The original play was more-or-less Much Ado About Nothing set in France. There were false identities, quarreling friends, laughably stupid characters, and a multi-marriage resolution. Kenneth decided that this comedy wasn’t about those things at all. No, this play is really about English colonialism in 19th century Japan. And sumo wrestlers. Orlando fights a sumo wrestler in the process of courtship. And I hope you’re not a fan of the fourth wall: “The epilogue, which deliberately interrupts the closing credits, features Rosalind giving her speech while the camera pans to see that Bryce Dallas Howard, who plays Rosalind in the film, is walking back to her dressing trailer on the film’s location setting.” What. Why? How could that inclusion possibly honor Shakespeare’s story? In the same way it was speculated, by Samuel Johnson, that Shakespeare just schilled this out to the masses to keep them happy, perhaps Kenneth Branagh had a similar middle finger for HBO viewers. That’s the only explanation I have for someone who loves to adapt Shakespeare more than Ken Burns loves baseball.
My favorite book ever is named after a quote from Shakespeare’s second-greatest play of all-time. (Wasn’t better than Lear. Fight me.) It has been adapted to the screen at least twenty times, most uselessly as the 2000 corporate thriller starring Ethan Hawke as a film student in Manhattan who becomes intertwined with the Denmark Corporation (great name; real subtle; creative, too). But I’m not here to talk about any of those. I’m here to talk about the only instance that matters to me.
I bet that when Chewie held 3PO’s dismembered head in his hands in Empire Strikes Back, you didn’t think of Hamlet holding Poor Yorick’s skull during the most famous monologue in literary history. But Irvin Kershner did, and now we have to consider what that means for the movie. I put this entry as number one because it deserves to be, but also because my rabid female fanbase might not like Star Wars; they are free to go now.
What does Chewie as Hamlet indicate for Star Wars? His lack of commendation, in the form of a medal, for his role in blowing up the Death Star has drawn ire all across the Internet. Alas, Hamlet can receive no medal. He is the man who, despite his fits of rage, does not double-cross anyone. (Kind of hard to double-cross when you’re living under patricide and being shipped out to death, lol.) Han is all about the hustle. The Empire and the Sith were just rife with backstabbing. Luke is more impulsive than loyal. R2D2 is a droid and doesn’t have a lot of say in his directives. 3PO is annoying and mouthy as fuck. Don’t talk to me about anyone from the first three; we’re past 1,600 words and I’m getting tired.

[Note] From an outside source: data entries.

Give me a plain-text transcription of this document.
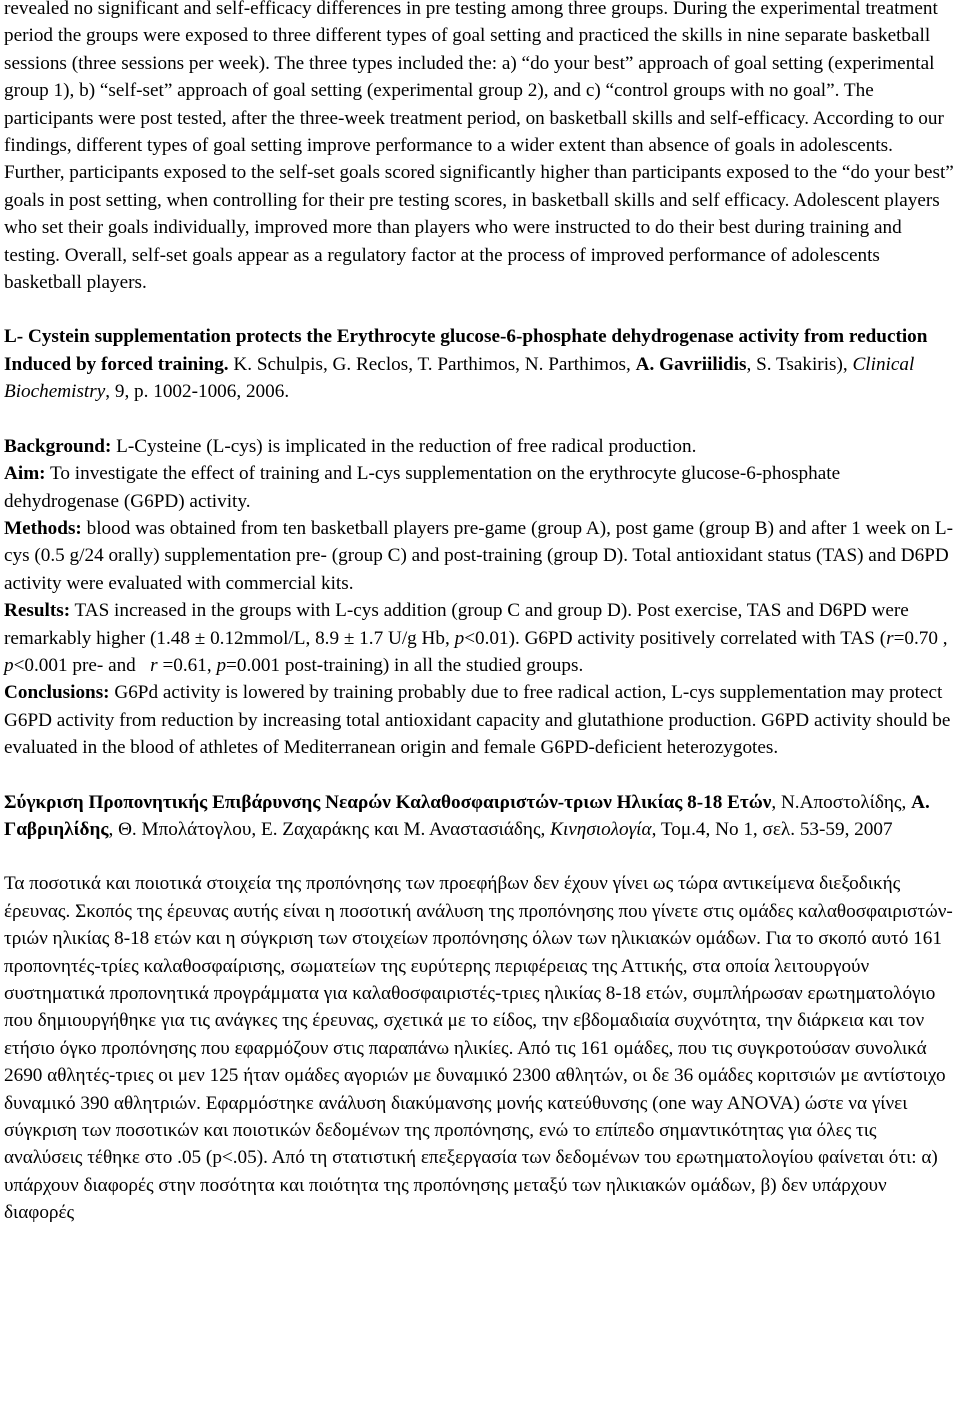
revealed no significant and self-efficacy differences in pre testing among three groups. During the experimental treatment period the groups were exposed to three different types of goal setting and practiced the skills in nine separate basketball sessions (three sessions per week). The three types included the: a) “do your best” approach of goal setting (experimental group 1), b) “self-set” approach of goal setting (experimental group 2), and c) “control groups with no goal”. The participants were post tested, after the three-week treatment period, on basketball skills and self-efficacy. According to our findings, different types of goal setting improve performance to a wider extent than absence of goals in adolescents. Further, participants exposed to the self-set goals scored significantly higher than participants exposed to the “do your best” goals in post setting, when controlling for their pre testing scores, in basketball skills and self efficacy. Adolescent players who set their goals individually, improved more than players who were instructed to do their best during training and testing. Overall, self-set goals appear as a regulatory factor at the process of improved performance of adolescents basketball players.

L- Cystein supplementation protects the Erythrocyte glucose-6-phosphate dehydrogenase activity from reduction Induced by forced training. K. Schulpis, G. Reclos, T. Parthimos, N. Parthimos, A. Gavriilidis, S. Tsakiris), Clinical Biochemistry, 9, p. 1002-1006, 2006.

Background: L-Cysteine (L-cys) is implicated in the reduction of free radical production.

Aim: To investigate the effect of training and L-cys supplementation on the erythrocyte glucose-6-phosphate dehydrogenase (G6PD) activity.

Methods: blood was obtained from ten basketball players pre-game (group A), post game (group B) and after 1 week on L-cys (0.5 g/24 orally) supplementation pre- (group C) and post-training (group D). Total antioxidant status (TAS) and D6PD activity were evaluated with commercial kits.

Results: TAS increased in the groups with L-cys addition (group C and group D). Post exercise, TAS and D6PD were remarkably higher (1.48 ± 0.12mmol/L, 8.9 ± 1.7 U/g Hb, p<0.01). G6PD activity positively correlated with TAS (r=0.70 , p<0.001 pre- and   r =0.61, p=0.001 post-training) in all the studied groups.

Conclusions: G6Pd activity is lowered by training probably due to free radical action, L-cys supplementation may protect G6PD activity from reduction by increasing total antioxidant capacity and glutathione production. G6PD activity should be evaluated in the blood of athletes of Mediterranean origin and female G6PD-deficient heterozygotes.

Σύγκριση Προπονητικής Επιβάρυνσης Νεαρών Καλαθοσφαιριστών-τριων Ηλικίας 8-18 Ετών, Ν.Αποστολίδης, Α. Γαβριηλίδης, Θ. Μπολάτογλου, Ε. Ζαχαράκης και Μ. Αναστασιάδης, Κινησιολογία, Τομ.4, Νο 1, σελ. 53-59, 2007

Τα ποσοτικά και ποιοτικά στοιχεία της προπόνησης των προεφήβων δεν έχουν γίνει ως τώρα αντικείμενα διεξοδικής έρευνας. Σκοπός της έρευνας αυτής είναι η ποσοτική ανάλυση της προπόνησης που γίνετε στις ομάδες καλαθοσφαιριστών-τριών ηλικίας 8-18 ετών και η σύγκριση των στοιχείων προπόνησης όλων των ηλικιακών ομάδων. Για το σκοπό αυτό 161 προπονητές-τρίες καλαθοσφαίρισης, σωματείων της ευρύτερης περιφέρειας της Αττικής, στα οποία λειτουργούν συστηματικά προπονητικά προγράμματα για καλαθοσφαιριστές-τριες ηλικίας 8-18 ετών, συμπλήρωσαν ερωτηματολόγιο που δημιουργήθηκε για τις ανάγκες της έρευνας, σχετικά με το είδος, την εβδομαδιαία συχνότητα, την διάρκεια και τον ετήσιο όγκο προπόνησης που εφαρμόζουν στις παραπάνω ηλικίες. Από τις 161 ομάδες, που τις συγκροτούσαν συνολικά 2690 αθλητές-τριες οι μεν 125 ήταν ομάδες αγοριών με δυναμικό 2300 αθλητών, οι δε 36 ομάδες κοριτσιών με αντίστοιχο δυναμικό 390 αθλητριών. Εφαρμόστηκε ανάλυση διακύμανσης μονής κατεύθυνσης (one way ANOVA) ώστε να γίνει σύγκριση των ποσοτικών και ποιοτικών δεδομένων της προπόνησης, ενώ το επίπεδο σημαντικότητας για όλες τις αναλύσεις τέθηκε στο .05 (p<.05). Από τη στατιστική επεξεργασία των δεδομένων του ερωτηματολογίου φαίνεται ότι: α) υπάρχουν διαφορές στην ποσότητα και ποιότητα της προπόνησης μεταξύ των ηλικιακών ομάδων, β) δεν υπάρχουν διαφορές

Chewie is Hamlet because he has raw power, he is to be feared, and he is brave. If oral tradition is alive and well in Wookie-speak, he must know about the attempted slaughter on Kashyyyk via Order 66. His revenge is thus ever-present. I would argue that Chewie’s humanity shines through the most by recognizing 3PO’s condition. Just as Yorick was only a jester, 3PO was only a human-cyborg relations liason. No one cared about his well-being, R2D2 and myself included. But that moment was a rather romantic one, although the bar for weird romance would later be frozen in carbonite, because it enabled Chewie to speak in more than just a… whatever that noise was. He lumbers along through the saga, much like a dog, being derided as “a walking carpet”, and we forget that he possesses an inner narrative like the rest of us. But he will not hesitate to choke Lando half-to-death, co-pilot the Falcon on two crucial missions, or reflect upon the loss of a similarly ignored friend. I loved this moment because it enriched Star Wars in an immediate and profound way: droids and non-humans aren’t without souls, we have just proclaimed that they are; likewise, whether Hamlet was crazy or not depended upon perspective – Horatio and Marcellus sure wouldn’t have thought so. Only by one class showing respect to the other can we see the absence of servility in them. It was this fatal underestimation that cost Claudius and Palpatine their lives.